Nancy Pelosi held the articles of impeachment for almost a month before handing them over to the Senate, starting on Dec. 18. At that time, Senate Majority Leader Mitch McConnell publicly announced that he had no intention of being impartial in the Senate trial, and that he would coordinate every step with the White House. During Representative Pelosi’s delay, public support for calling witnesses grew, as new evidence surfaced such as emails, texts, and audio/video recordings of President Trump. Nancy Pelosi finally delivered the articles on Jan. 16.

The seven house impeachment managers who were handpicked by Nancy Pelosi included an army ranger, a police chief, a corporate lawyer, three women, two African-Americans, and one Latina, representing the diversity of the party. Representative Adam Schiff was chosen to be the lead impeachment manager.

The president also designated representatives to defend him. White House counsel Pat Cipollone lead the team. It also included Trump’s personal lawyer Jay Sekulow, as well as Michael Purpura and Patrick Philbin from the White House Counsel’s office, as well as Ken Starr (the independent counsel who helped spur Bill Clinton’s impeachment), Robert Ray (who succeeded Starr in that post), and celebrity lawyer Alan Dershowitz.

Chief Justice John Roberts was sworn in as the presiding officer. 100 Senators (53 Republicans, 47 Democrats) swore an oath to deliver impartial justice.

On Tuesday, Jan. 21, the Senate debated the rules of President Trump’s impeachment trial. The Senate began by voting on McConnell’s plan for structuring the trial, and on a proposed Democratic alternative. After that, opening arguments began, with the House impeachment managers going first, followed by Trump’s defense team. Democrats called immediately for additional witnesses, but Republicans voted to defer the issue until a later time.

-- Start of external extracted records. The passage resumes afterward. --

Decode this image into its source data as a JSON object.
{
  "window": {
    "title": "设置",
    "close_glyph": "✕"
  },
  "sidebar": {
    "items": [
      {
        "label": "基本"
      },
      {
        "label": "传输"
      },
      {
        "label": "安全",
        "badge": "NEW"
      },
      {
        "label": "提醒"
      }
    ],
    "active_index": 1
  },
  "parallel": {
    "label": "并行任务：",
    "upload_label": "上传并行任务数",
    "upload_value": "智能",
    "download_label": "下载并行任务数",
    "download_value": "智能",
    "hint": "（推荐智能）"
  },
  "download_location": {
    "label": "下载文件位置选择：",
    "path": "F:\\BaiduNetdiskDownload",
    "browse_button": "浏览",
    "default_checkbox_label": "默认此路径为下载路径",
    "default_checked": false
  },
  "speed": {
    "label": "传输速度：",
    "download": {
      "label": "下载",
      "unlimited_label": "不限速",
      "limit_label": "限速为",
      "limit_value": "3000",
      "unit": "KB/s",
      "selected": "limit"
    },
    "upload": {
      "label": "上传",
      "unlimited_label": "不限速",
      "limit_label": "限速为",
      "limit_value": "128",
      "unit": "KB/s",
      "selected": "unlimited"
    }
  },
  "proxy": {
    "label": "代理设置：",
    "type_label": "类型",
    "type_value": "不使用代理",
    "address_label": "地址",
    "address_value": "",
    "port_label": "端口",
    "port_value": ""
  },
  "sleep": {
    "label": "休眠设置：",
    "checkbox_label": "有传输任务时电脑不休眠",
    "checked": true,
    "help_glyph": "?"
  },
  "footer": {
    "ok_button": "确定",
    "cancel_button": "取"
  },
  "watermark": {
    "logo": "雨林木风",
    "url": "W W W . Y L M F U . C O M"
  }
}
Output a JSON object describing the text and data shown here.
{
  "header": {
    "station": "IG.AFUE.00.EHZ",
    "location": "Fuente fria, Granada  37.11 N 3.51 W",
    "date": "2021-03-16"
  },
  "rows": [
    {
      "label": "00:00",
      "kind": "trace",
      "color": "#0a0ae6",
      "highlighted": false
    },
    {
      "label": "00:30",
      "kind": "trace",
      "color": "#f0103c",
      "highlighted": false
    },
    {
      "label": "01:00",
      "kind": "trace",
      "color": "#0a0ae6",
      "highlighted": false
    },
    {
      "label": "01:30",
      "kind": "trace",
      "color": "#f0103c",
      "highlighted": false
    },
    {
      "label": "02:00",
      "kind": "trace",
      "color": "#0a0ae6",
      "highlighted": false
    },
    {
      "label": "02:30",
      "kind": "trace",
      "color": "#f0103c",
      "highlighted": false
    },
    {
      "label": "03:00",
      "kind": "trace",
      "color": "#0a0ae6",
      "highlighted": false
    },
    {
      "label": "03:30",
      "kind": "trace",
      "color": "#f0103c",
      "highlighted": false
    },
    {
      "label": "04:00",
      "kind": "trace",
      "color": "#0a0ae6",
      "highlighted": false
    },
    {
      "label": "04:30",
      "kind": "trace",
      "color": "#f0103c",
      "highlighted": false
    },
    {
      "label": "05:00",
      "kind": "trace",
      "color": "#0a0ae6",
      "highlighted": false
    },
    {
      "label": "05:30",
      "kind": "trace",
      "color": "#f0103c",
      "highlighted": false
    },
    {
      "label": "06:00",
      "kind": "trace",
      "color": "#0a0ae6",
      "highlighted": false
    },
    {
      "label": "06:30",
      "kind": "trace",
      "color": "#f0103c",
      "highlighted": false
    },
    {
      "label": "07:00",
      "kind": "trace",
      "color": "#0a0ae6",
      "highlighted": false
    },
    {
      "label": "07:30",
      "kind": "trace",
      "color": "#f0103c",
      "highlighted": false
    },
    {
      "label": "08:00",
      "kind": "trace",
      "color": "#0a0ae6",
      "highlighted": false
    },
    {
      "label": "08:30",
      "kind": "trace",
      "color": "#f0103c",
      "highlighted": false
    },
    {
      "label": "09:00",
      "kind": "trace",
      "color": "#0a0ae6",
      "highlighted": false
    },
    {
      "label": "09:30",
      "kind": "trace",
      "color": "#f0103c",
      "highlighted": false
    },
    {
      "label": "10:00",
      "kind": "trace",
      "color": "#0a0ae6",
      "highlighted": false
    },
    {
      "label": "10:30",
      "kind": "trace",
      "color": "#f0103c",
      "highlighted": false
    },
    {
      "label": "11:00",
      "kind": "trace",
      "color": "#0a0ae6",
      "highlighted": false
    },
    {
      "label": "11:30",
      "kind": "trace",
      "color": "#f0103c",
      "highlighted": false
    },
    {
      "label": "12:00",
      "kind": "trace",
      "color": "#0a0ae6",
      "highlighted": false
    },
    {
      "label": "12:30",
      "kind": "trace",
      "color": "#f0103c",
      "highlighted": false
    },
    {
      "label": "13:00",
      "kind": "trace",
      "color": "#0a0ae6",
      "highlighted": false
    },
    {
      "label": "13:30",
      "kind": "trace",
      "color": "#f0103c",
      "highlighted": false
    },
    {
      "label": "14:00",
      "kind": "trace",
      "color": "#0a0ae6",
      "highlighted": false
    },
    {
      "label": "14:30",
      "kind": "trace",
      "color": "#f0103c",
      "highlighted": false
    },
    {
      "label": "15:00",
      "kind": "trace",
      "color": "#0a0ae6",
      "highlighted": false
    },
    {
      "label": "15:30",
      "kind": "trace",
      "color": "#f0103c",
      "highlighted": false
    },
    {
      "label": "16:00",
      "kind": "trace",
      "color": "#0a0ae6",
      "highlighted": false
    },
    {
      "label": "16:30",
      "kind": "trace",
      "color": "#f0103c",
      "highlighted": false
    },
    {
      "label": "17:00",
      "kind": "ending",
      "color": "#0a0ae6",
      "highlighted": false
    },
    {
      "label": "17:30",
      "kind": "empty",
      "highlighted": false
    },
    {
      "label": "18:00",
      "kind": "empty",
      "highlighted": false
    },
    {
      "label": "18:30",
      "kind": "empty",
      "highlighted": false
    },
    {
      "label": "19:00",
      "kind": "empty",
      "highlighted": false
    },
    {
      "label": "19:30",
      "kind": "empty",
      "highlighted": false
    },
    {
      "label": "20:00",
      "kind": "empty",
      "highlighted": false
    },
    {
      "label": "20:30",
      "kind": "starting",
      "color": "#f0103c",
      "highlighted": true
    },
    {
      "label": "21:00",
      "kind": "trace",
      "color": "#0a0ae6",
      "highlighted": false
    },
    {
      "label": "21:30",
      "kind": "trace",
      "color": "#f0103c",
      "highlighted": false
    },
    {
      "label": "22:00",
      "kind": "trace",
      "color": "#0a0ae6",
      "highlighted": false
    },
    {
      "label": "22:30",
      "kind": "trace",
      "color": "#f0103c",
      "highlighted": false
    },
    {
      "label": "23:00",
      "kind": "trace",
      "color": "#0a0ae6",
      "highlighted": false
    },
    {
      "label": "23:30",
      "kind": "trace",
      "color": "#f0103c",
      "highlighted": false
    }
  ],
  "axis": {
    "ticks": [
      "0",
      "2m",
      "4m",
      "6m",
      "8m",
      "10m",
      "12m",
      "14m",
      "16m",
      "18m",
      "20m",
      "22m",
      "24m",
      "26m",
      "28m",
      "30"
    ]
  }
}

The Democrats’ opening arguments focused on how President Trump put his own interests above the country’s by soliciting foreign interference in our upcoming election by pressuring Ukraine to investigate Joe Biden, a 2020 Democratic presidential candidate. The Democrats pleaded with Republicans’ moral compasses in hopes that four of them would vote with them in favor of new witnesses.

The Republican arguments were that even if Trump committed these acts, they did not amount to an impeachable offense. They also harkened back to the talking point that Trump did not want dirt on Joe Biden, but was only concerned about corruption in Ukraine.

The Senate met daily. Senate Majority Leader Mitch McConnell set the schedule at a breakneck pace, with two days lasting over 12 hours. After both sides had equal time to present their arguments, senators were allowed to ask questions of both the prosecution and defense teams. These questions were written down, and Chief Justice John Roberts read them aloud. Five minutes were allotted for each team to answer.

By Jan. 31 the critical vote was at hand, deciding whether the Senate trial would proceed with witnesses called to testify. Democrats were hoping that former National Security Advisor John Bolton could be called to testify in the hopes of bolstering their case. By the end of the day, the vote to call witnesses failed by a vote of 49 to 51, with two Republican senators joining the Democrats in the vote.

Closing arguments began Monday, Feb. 2. On Wednesday, Feb. 5, senators voted to acquit President Trump of both charges. The Senate voted 52 to 48 to acquit Trump of the first article, abuse of power. Republican Senator Mitt Romney joined Democrats in voting to convict. No Democrat or independent voted to acquit Trump on either charge. The Senate then voted 53 to 47 to acquit him of the second article, obstruction of Congress. Romney joined the Republican senators in acquitting Trump of the second article. President Trump has made history as the third president to be impeached by the House of Representatives, while the Senate has repeated history by acquitting an impeached president for the third time.